There are an awful lot of lapses of logic and factual errors in such a short quotation. The argument that 17-22 year-old students should be subject to restrictions does not entail that those restrictions should be the same ones that apply to kindergardeners or even 12th-graders. The 26th amendment does not establish the age of majority but the voting age. The age of majority remains subject to the discretion of state governments, as do related laws like the age of consent. Although currently nearly all states treat 18 as the age of majority, they don’t have to, and they haven’t always.
“We” did not decide anything through the 26th amendment. It was ratified in a different era, by people in the thrall of the youth movement who were reacting against the authoritarian tendencies of the day. As I argued in Slate, people have been reconsidering some of the unquestioned truths of the 60s. The most obvious manifestation of this is the drinking age, which is 21. “We” may trust youngsters to vote and serve in the military but we don’t trust them to handle alcohol wisely. Finally, universities are perfectly capable of distinguishing undergraduates from graduate students, and relaxing rules for the latter.
It takes a particular type of legalistic mind to believe that some magic number–say, 18, or 21, or whatever–distinguishes “children” and “adults.” And not a very good one.

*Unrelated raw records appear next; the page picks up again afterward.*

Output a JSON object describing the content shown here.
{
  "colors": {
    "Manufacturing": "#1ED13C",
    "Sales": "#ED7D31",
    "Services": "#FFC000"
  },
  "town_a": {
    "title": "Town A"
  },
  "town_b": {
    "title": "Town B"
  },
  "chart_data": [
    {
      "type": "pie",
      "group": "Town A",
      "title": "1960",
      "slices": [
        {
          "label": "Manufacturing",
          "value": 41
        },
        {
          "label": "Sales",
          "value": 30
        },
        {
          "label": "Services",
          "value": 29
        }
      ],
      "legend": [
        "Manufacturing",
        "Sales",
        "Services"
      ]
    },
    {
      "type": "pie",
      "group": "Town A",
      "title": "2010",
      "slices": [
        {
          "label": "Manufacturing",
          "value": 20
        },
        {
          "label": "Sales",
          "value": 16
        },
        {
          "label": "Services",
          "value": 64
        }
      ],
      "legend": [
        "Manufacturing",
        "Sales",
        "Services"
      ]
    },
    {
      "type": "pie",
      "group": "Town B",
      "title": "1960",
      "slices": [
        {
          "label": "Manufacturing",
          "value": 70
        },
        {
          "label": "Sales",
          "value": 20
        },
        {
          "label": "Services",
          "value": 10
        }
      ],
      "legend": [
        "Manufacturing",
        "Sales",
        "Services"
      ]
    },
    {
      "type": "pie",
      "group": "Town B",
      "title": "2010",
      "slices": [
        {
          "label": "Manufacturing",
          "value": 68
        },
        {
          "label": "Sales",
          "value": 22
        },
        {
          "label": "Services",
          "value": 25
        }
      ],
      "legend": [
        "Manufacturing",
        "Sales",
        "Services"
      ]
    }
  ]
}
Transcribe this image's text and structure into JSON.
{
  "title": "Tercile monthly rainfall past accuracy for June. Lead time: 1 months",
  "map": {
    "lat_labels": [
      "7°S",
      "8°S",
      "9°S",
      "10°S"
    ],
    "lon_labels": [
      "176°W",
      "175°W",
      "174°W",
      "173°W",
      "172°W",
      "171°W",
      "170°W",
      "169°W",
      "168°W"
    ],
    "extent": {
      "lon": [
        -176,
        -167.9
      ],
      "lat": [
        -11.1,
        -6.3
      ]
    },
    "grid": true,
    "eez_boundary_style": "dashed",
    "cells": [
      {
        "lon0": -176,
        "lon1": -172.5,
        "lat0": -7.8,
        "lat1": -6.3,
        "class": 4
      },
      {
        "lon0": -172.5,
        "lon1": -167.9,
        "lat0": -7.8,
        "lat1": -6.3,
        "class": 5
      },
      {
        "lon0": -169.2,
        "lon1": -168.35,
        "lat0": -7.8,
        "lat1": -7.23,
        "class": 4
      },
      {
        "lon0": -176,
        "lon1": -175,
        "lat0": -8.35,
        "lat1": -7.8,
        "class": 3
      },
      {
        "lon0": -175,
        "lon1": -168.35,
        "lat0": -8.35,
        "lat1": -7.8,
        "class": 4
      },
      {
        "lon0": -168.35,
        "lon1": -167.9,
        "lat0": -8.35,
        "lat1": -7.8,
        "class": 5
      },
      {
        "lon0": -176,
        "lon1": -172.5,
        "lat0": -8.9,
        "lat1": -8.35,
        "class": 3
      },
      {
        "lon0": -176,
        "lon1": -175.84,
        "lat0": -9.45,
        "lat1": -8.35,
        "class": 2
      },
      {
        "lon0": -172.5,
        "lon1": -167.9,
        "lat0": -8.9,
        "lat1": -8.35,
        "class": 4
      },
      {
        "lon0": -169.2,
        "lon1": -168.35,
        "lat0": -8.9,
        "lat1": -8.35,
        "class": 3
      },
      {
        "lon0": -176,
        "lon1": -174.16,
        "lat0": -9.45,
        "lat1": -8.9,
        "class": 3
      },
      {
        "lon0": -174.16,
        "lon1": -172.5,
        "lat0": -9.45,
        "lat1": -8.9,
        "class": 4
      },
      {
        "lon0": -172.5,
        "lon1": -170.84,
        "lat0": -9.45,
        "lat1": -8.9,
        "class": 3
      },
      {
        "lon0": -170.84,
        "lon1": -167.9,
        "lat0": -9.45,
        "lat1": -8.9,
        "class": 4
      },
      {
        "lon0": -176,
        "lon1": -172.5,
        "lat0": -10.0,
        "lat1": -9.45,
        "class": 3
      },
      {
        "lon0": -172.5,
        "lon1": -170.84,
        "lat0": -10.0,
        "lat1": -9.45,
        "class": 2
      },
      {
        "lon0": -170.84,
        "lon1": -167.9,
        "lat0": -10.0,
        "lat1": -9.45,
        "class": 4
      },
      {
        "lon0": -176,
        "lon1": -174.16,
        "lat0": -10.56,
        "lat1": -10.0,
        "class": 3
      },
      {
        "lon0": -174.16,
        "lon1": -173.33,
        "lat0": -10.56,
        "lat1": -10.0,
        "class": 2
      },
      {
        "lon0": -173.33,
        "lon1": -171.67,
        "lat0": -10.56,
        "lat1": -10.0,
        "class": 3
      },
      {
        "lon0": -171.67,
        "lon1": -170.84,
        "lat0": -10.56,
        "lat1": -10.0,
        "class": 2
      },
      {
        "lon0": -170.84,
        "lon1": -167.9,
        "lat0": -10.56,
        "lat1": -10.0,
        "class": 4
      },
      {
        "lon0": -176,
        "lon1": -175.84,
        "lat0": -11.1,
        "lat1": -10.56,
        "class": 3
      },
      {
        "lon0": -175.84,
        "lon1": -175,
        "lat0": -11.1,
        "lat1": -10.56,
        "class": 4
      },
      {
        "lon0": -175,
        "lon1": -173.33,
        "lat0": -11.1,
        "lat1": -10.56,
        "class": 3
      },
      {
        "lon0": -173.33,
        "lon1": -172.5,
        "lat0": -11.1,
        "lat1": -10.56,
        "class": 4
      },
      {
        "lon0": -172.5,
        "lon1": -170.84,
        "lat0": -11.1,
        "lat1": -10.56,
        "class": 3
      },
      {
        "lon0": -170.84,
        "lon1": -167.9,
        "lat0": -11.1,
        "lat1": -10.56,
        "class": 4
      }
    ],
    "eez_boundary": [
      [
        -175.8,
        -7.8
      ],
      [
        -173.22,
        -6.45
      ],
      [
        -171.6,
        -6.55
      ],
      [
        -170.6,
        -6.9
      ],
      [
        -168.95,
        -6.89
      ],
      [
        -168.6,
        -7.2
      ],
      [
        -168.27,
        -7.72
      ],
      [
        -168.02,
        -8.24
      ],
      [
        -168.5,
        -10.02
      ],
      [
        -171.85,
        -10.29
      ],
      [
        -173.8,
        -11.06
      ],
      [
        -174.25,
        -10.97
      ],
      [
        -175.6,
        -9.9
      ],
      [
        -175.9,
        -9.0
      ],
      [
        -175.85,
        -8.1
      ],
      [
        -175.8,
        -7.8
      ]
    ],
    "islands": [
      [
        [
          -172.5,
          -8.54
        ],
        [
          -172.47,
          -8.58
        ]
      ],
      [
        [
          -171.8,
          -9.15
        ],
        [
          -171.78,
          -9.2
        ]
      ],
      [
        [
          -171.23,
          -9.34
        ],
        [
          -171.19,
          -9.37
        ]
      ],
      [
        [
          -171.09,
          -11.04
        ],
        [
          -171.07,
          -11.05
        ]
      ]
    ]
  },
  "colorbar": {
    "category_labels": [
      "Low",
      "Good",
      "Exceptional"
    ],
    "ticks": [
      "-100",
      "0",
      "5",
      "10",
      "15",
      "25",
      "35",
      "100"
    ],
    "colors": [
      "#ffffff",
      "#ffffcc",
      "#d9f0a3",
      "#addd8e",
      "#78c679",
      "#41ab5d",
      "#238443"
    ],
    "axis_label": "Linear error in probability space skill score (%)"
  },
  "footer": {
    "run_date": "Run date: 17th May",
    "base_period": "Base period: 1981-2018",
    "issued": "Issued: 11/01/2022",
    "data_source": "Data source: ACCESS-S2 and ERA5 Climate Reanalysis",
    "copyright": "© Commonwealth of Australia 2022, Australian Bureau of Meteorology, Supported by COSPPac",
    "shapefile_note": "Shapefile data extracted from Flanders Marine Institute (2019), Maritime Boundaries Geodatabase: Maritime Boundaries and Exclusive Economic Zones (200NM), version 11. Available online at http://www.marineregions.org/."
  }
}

All of law is shot through with rules and exceptions that make presumptions about maturity but allows them to be rebutted, recognizing that people mature at different rates, and may be mature enough to be trusted with some things (votes) but not others (alcohol), depending on their upbringing, their surroundings, and no doubt biological processes as well. The 18-year-olds who enter the military do not enjoy freedom of speech but are subject to extreme discipline and rigorous training that ensures that they act appropriately in a military environment.
I want to make a final, more speculative point. There are many religious universities which impose quite strict codes on their students. Notre Dame, for example, appears to ban premarital sex as well as all kinds of offense-giving that it believes is inconsistent with Catholic teachings. BYU prohibits cursing and regulates clothing and grooming. Students have always been free to self-select into such institutions, and have in great numbers. The current panic about university-imposed restrictions on personal behavior was not a reaction to the religious institutions. It did not begin until secular universities began to worry about offense-giving to racial and sexual minorities. Conservatives who claim to be worried about freedom of expression are really objecting to the corruption of the youth–17-22 year-olds who conservatives believe are too immature to resist bad arguments and influences–by people whose moral values they disagree with.
As for the libertarians at places like Reason, they would do well to reflect on what exactly their libertarianism entails. Freedom of speech or the right to choose how and where to be educated? If students are mature enough to choose universities that subject them to religious or modern hate-speech style restrictions or none at all, then libertarians should cheer them on. If students are not mature enough, then libertarians should agree that university codes are not objectionable. We can then argue about what those codes should be, but my main argument stands unrefuted.